The US would, in the name of better information operations, like news organizations to refrain from running ISIS-supplied b-roll. Observers think ISIS is "disrupting" (in the business-school sense of the word) the Internet as a terrorist tool, essentially replacing tight command-and-control with inspiration and general communication of intent. (Scharnhorst would have recognized this as a version of Auftragstaktik.)
root9B makes a large claim: early detection and exposure induced a Russian cyber-mob to call off a major attack on Western banks.
Other security companies turn their attention to Chinese cyber operations, said to be showing fresh zeal in targeting nations around its coveted South China Sea. (Nepal figures on some target lists, which suggests "vicinity" is understood expansively, as if one called Slovakia a Baltic nation.) Onapsis thinks SAP exploitation figured in last year's hack of security-investigation contractor USIS. Cylance reports the reappearance of Chinese threat-actor SPEAR (and offers some glum Darwinian reflections on selection pressures driving threat adaptation).
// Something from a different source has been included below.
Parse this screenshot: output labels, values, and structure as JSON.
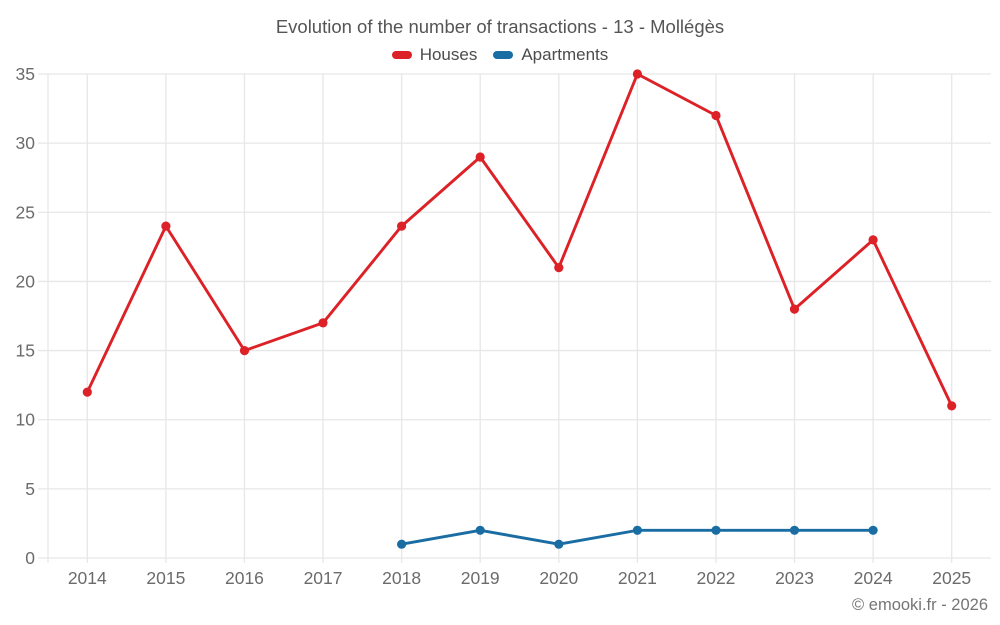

The VM-escape-enabling bug VENOM received due scrutiny. While anything that permits what VENOM allows is a serious vulnerability and must be addressed, consensus holds that panic is unwarranted. No exploitation has been observed in the wild, and a VENOM attack would require either compromised administrator accounts or a rogue administrator. (Both compromised admin accounts and rogue insiders happen, of course, so take prudent steps as outlined in discussions linked below.)
The former chair of the US House Intelligence Committee seeks to make everyone's flesh creep by warning of a Sino-Russian "alternative Internet."